Further, referring to FIG. 2 and in conjunction with FIG. 3, the water outlet mechanism 140 includes a filter element 141 detachably provided at the outlet hole 121, and a cleaning cloth 142 that abuts against the filter element 141 and is attached to the bottom end surface of the water tank body 100, wherein, The filter element 141 is located above the cleaning cloth 142. The filter element 141 is configured to be able to evenly permeate water. The filter element 141 is made of fiber material, and the fiber material includes carbon fiber, polyester fiber, glass fiber, and the like. The cleaning cloth 142 itself has water absorption performance, and when it comes into contact with the filter element 141, it can generate suction to the liquid at the outlet hole 121.
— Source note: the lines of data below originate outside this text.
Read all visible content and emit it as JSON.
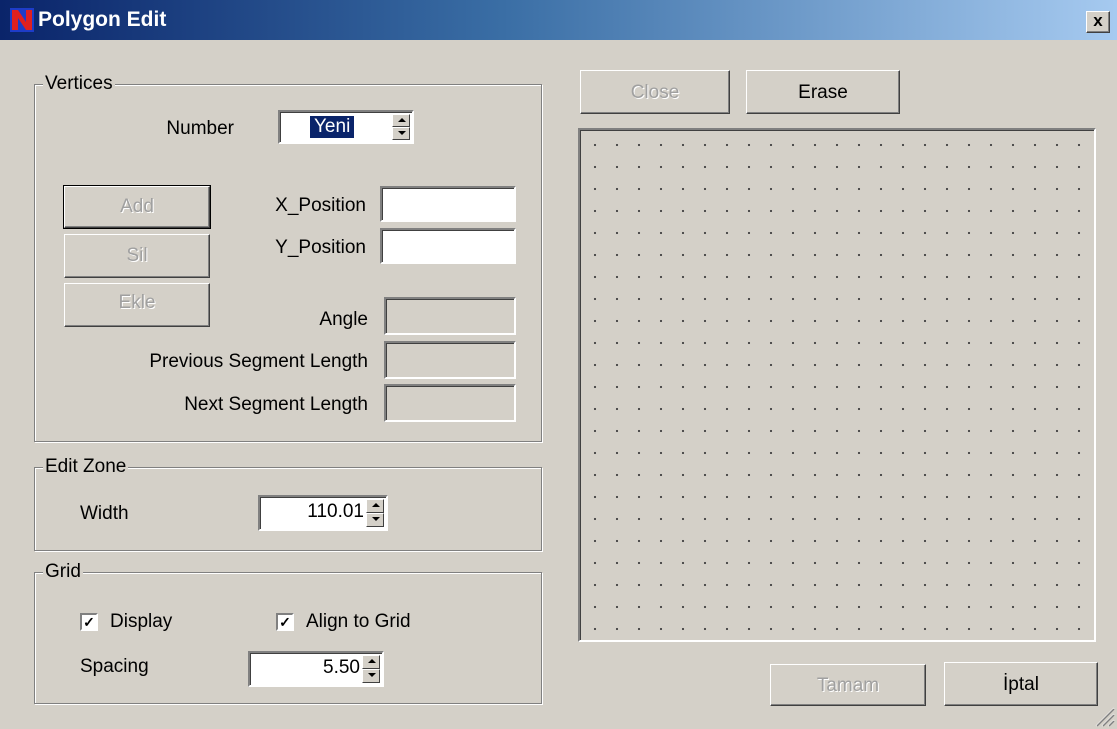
{
  "window": {
    "title": "Polygon Edit",
    "close_glyph": "x",
    "icon": "app-logo-icon"
  },
  "vertices": {
    "legend": "Vertices",
    "number_label": "Number",
    "number_value": "Yeni",
    "add_button": "Add",
    "sil_button": "Sil",
    "ekle_button": "Ekle",
    "x_label": "X_Position",
    "x_value": "",
    "y_label": "Y_Position",
    "y_value": "",
    "angle_label": "Angle",
    "prev_label": "Previous Segment Length",
    "next_label": "Next Segment Length"
  },
  "edit_zone": {
    "legend": "Edit Zone",
    "width_label": "Width",
    "width_value": "110.01"
  },
  "grid": {
    "legend": "Grid",
    "display_label": "Display",
    "display_checked": true,
    "align_label": "Align to Grid",
    "align_checked": true,
    "spacing_label": "Spacing",
    "spacing_value": "5.50"
  },
  "toolbar": {
    "close_button": "Close",
    "erase_button": "Erase"
  },
  "footer": {
    "ok_button": "Tamam",
    "cancel_button": "İptal"
  },
  "colors": {
    "face": "#d4d0c8",
    "title_start": "#0a246a",
    "title_end": "#a6caf0",
    "selection": "#0a246a"
  }
}
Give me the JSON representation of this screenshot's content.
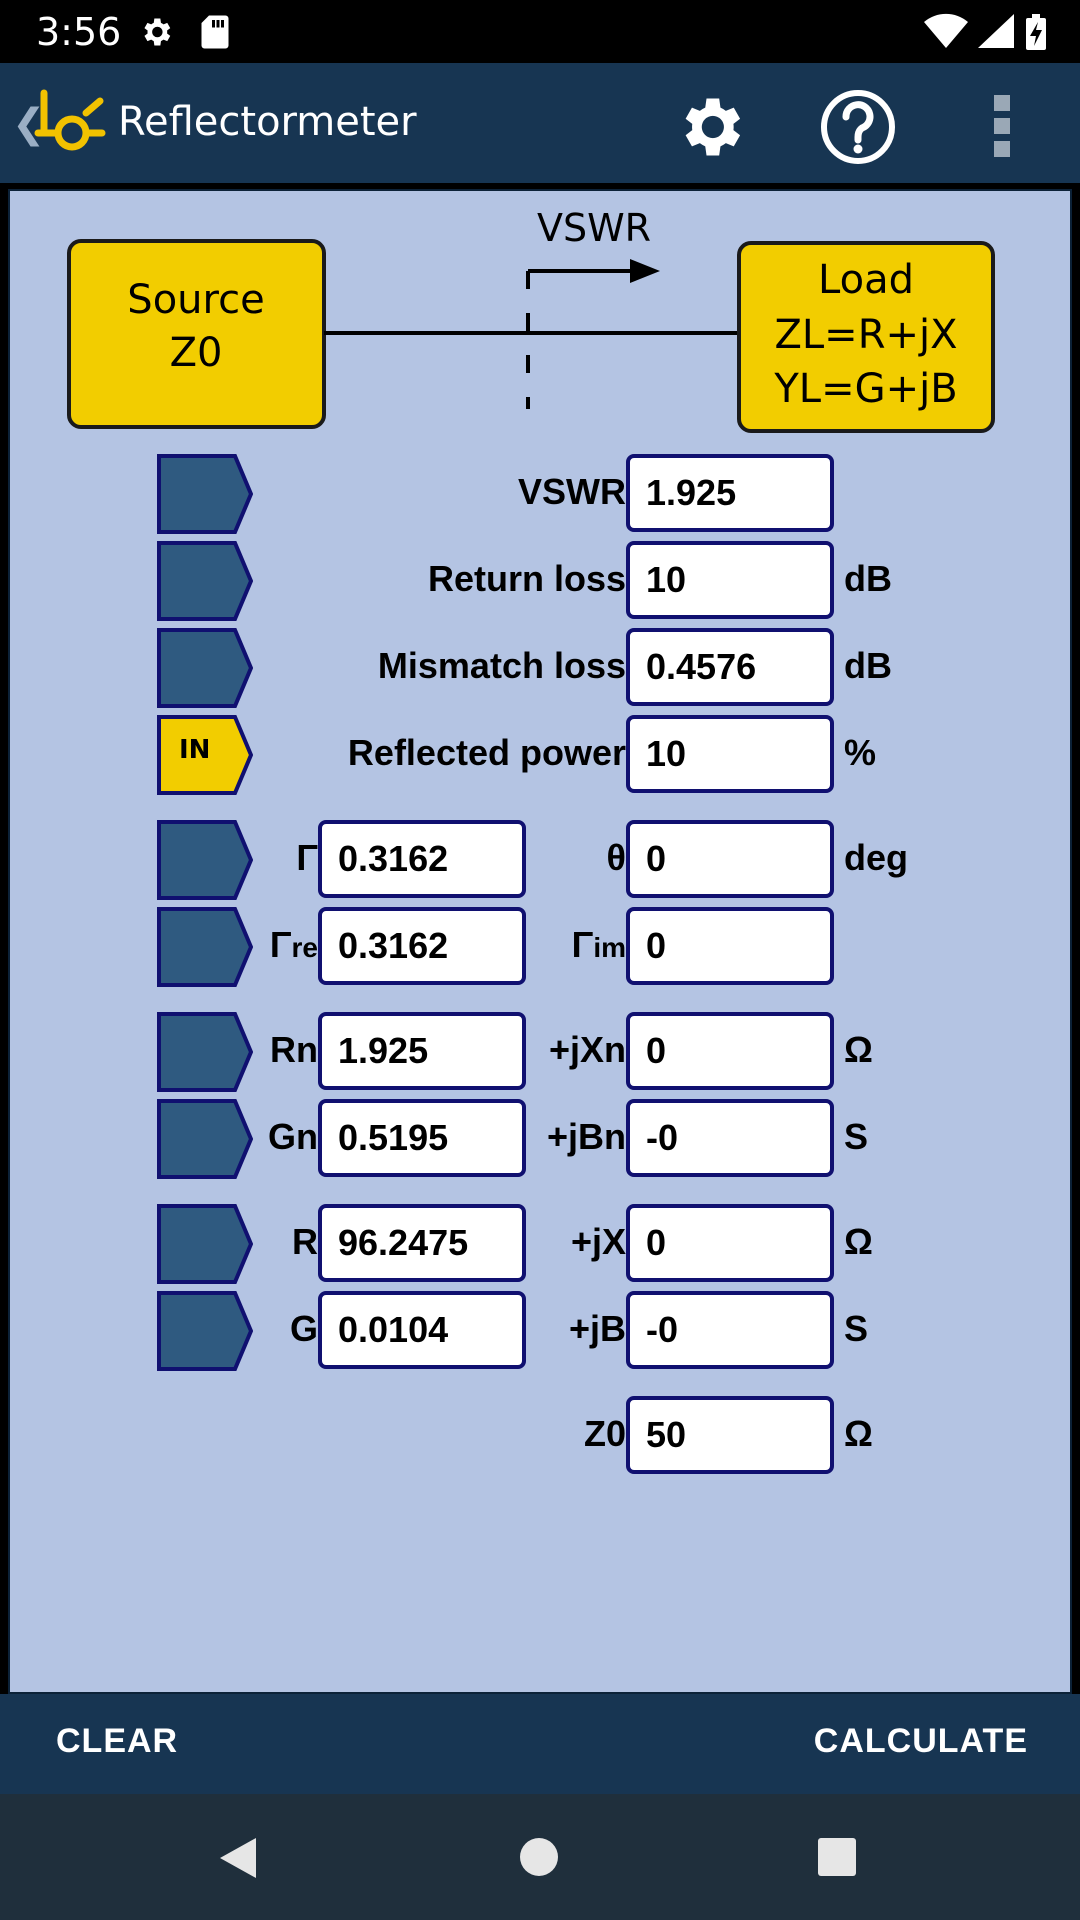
{
  "status": {
    "time": "3:56"
  },
  "app": {
    "title": "Reflectormeter",
    "back_glyph": "❮"
  },
  "diagram": {
    "source_line1": "Source",
    "source_line2": "Z0",
    "load_line1": "Load",
    "load_line2": "ZL=R+jX",
    "load_line3": "YL=G+jB",
    "vswr_label": "VSWR"
  },
  "rows": {
    "vswr": {
      "label": "VSWR",
      "value": "1.925",
      "unit": ""
    },
    "return_loss": {
      "label": "Return loss",
      "value": "10",
      "unit": "dB"
    },
    "mismatch_loss": {
      "label": "Mismatch loss",
      "value": "0.4576",
      "unit": "dB"
    },
    "reflected_power": {
      "label": "Reflected power",
      "value": "10",
      "unit": "%",
      "badge": "IN"
    },
    "gamma": {
      "label1": "Γ",
      "value1": "0.3162",
      "label2": "θ",
      "value2": "0",
      "unit": "deg"
    },
    "gamma_complex": {
      "label1_main": "Γ",
      "label1_sub": "re",
      "value1": "0.3162",
      "label2_main": "Γ",
      "label2_sub": "im",
      "value2": "0",
      "unit": ""
    },
    "rn": {
      "label1": "Rn",
      "value1": "1.925",
      "label2": "+jXn",
      "value2": "0",
      "unit": "Ω"
    },
    "gn": {
      "label1": "Gn",
      "value1": "0.5195",
      "label2": "+jBn",
      "value2": "-0",
      "unit": "S"
    },
    "r": {
      "label1": "R",
      "value1": "96.2475",
      "label2": "+jX",
      "value2": "0",
      "unit": "Ω"
    },
    "g": {
      "label1": "G",
      "value1": "0.0104",
      "label2": "+jB",
      "value2": "-0",
      "unit": "S"
    },
    "z0": {
      "label": "Z0",
      "value": "50",
      "unit": "Ω"
    }
  },
  "actions": {
    "clear": "CLEAR",
    "calculate": "CALCULATE"
  },
  "colors": {
    "app_bar": "#173552",
    "content_bg": "#b4c4e3",
    "row_button": "#2f5a80",
    "row_button_active": "#f2cd00",
    "field_border": "#101070",
    "diagram_box": "#f2cd00",
    "logo_accent": "#f2c200"
  },
  "icons": {
    "status_settings": "gear-icon",
    "status_sd": "sd-card-icon",
    "status_wifi": "wifi-icon",
    "status_signal": "signal-icon",
    "status_battery": "battery-icon",
    "logo": "reflectometer-logo",
    "settings": "gear-icon",
    "help": "help-circle-icon",
    "overflow": "more-vertical-icon"
  }
}
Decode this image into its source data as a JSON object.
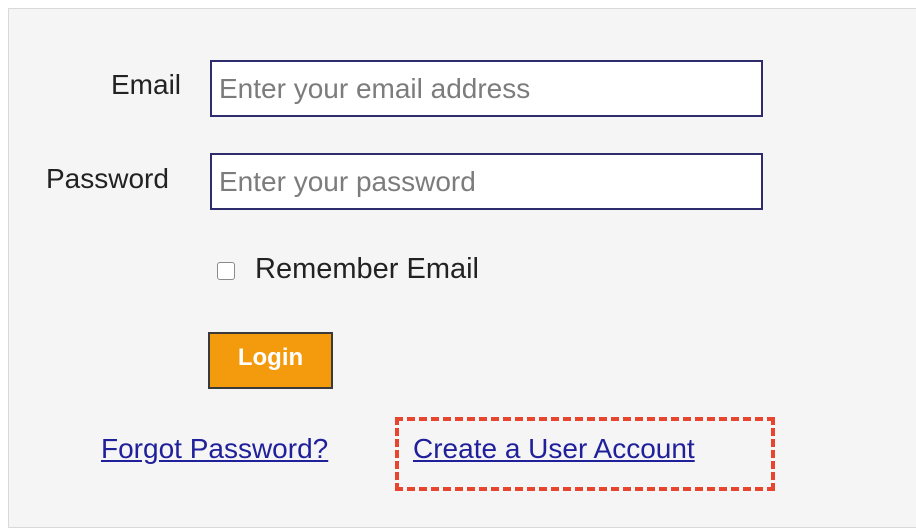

Specifically, the air intake principle of the air intake structure 130, in the description of the air intake principle, the liquid in the water tank body 100 is assumed to be water:

Please refer to Figure 9 and Figure 10. Point A is a point below the inner air inlet 132. The model is established at this point. The pressure at point A satisfies: Equation 1: P _A = P + ρgh ₂ ; Equation 2: P _A = P ₀ +ρgh ₁ ;

Among them, P is the atmospheric pressure;

P ₀ is the pressure above the liquid surface of the liquid storage chamber of the water tank body 100 (because the inner air inlet 132 is immersed below the liquid surface, the air in the liquid storage chamber is not connected to the atmosphere);

ρ is the density of water;

g is the acceleration of gravity;

h ₁ is the distance from the liquid level of the liquid storage chamber of the water tank body 100 to the point A;

h ₂ is the distance from the liquid level to the point A in the intake structure 130;

Because the cleaning cloth 142 itself has water absorption, the water in the liquid storage cavity can be sucked out through the filter element 141. When a part of the water is output, the liquid level in the water tank body 100 decreases, that is, h ₁ decreases, the volume of gas in the water tank body 100 increases, and the pressure P ₀ decreases. According to Equation 2 and Equation 1: P _A =P ₀ +ρgh ₁ =P+ρgh ₂ , in the above formula, P ₀ and h ₁ both become smaller, and P is the atmospheric pressure that remains unchanged, so it can be seen that h ₂ The amount of change is greater than h ₁ , that is, the liquid level in the air intake structure 130 decreases faster than the liquid level in the liquid storage chamber; therefore, the liquid level in the air intake structure 130 can drop rapidly to form a cavity, that is, h ₂ Is 0.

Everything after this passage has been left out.